Join us to celebrate the launch of Factional-Ideological Conflicts in Chinese Politics by Olivia Cheung.
Discussing her new book, Factional-ideological Conflicts in Chinese Politics: To the Left or to the Right?, Dr Olivia Cheung argues that factional model-making plays a unique and important role in reinforcing collective leadership at the upper party echelons. It also ensures the deliberation of opposite viewpoints in the policy process. Furthermore, it provides candid and credible political information otherwise short in supply. Xi’s mutation of factional model-making to party model-making, as seen in Zhejiang, has reinvigorated democratic centralism, possibly at the cost of longer-term regime resilience.

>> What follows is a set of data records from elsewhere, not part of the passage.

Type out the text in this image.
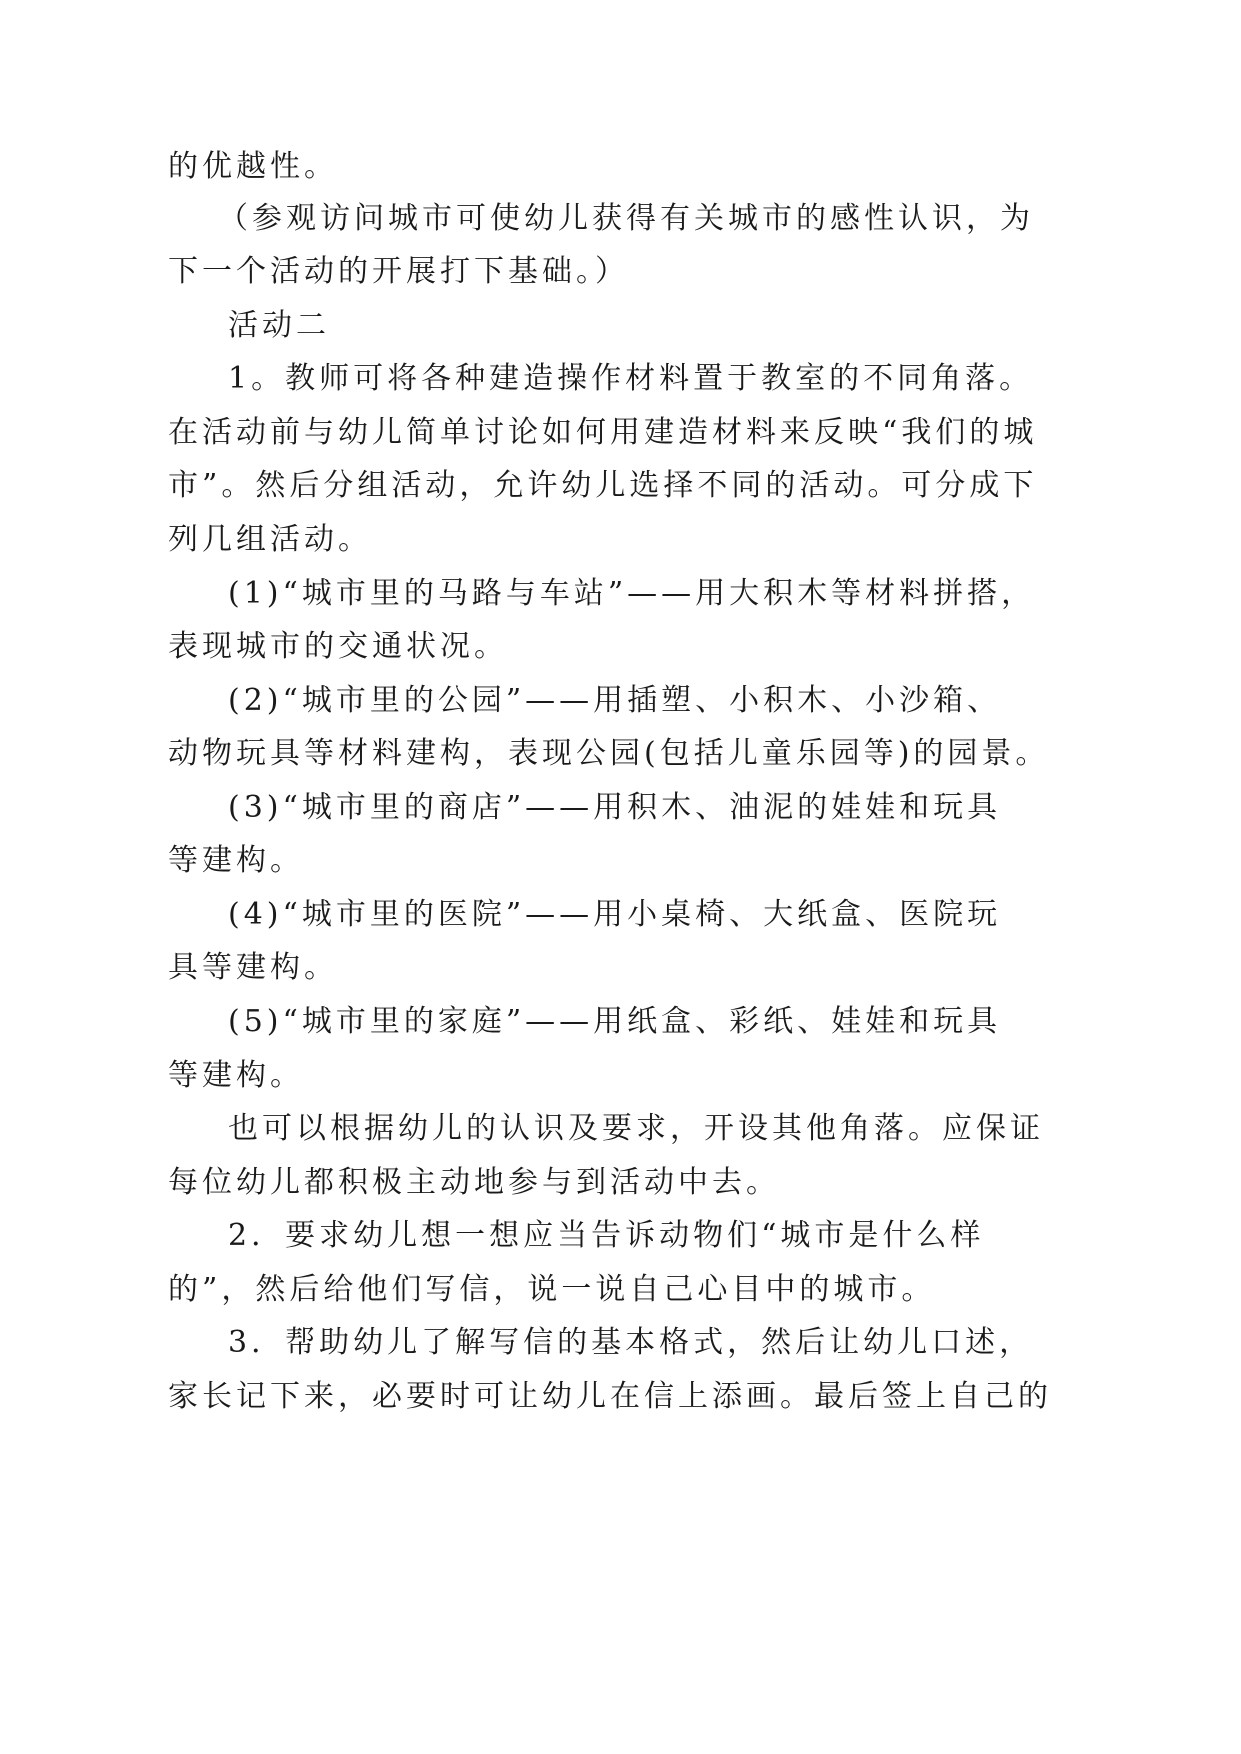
的优越性。

（参观访问城市可使幼儿获得有关城市的感性认识，为

下一个活动的开展打下基础。）

活动二

1。教师可将各种建造操作材料置于教室的不同角落。

在活动前与幼儿简单讨论如何用建造材料来反映“我们的城

市”。然后分组活动，允许幼儿选择不同的活动。可分成下

列几组活动。

(1)“城市里的马路与车站”——用大积木等材料拼搭，

表现城市的交通状况。

(2)“城市里的公园”——用插塑、小积木、小沙箱、

动物玩具等材料建构，表现公园(包括儿童乐园等)的园景。

(3)“城市里的商店”——用积木、油泥的娃娃和玩具

等建构。

(4)“城市里的医院”——用小桌椅、大纸盒、医院玩

具等建构。

(5)“城市里的家庭”——用纸盒、彩纸、娃娃和玩具

等建构。

也可以根据幼儿的认识及要求，开设其他角落。应保证

每位幼儿都积极主动地参与到活动中去。

2．要求幼儿想一想应当告诉动物们“城市是什么样

的”，然后给他们写信，说一说自己心目中的城市。

3．帮助幼儿了解写信的基本格式，然后让幼儿口述，

家长记下来，必要时可让幼儿在信上添画。最后签上自己的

This book reconstructs the factional-ideological conflicts surrounding socialist transformation and political reform in China that were played out through ‘factional model-making’, a norm-bound mechanism for elites of the Chinese Communist Party to contest the party line publicly. Dazhai, Anhui, Nanjie, Shekou, Shenzhen, Guangdong and Chongqing were cultivated into factional models by party elites before Xi Jinping came to power in 2012. Although factional model-making undermined party discipline, it often did not threaten regime security and even contributed to regime resilience through strengthening collective leadership and other means. This follows that the suppression of factional model-making under Xi might undermine longer-term regime resilience. However, Xi believes that regime security rests on his strongman rule, not any benefits that factional model-making may contribute. It is in this spirit that he grooms Zhejiang into a party model for his policy programme of common prosperity, which is designed to legitimize his vision of socialism.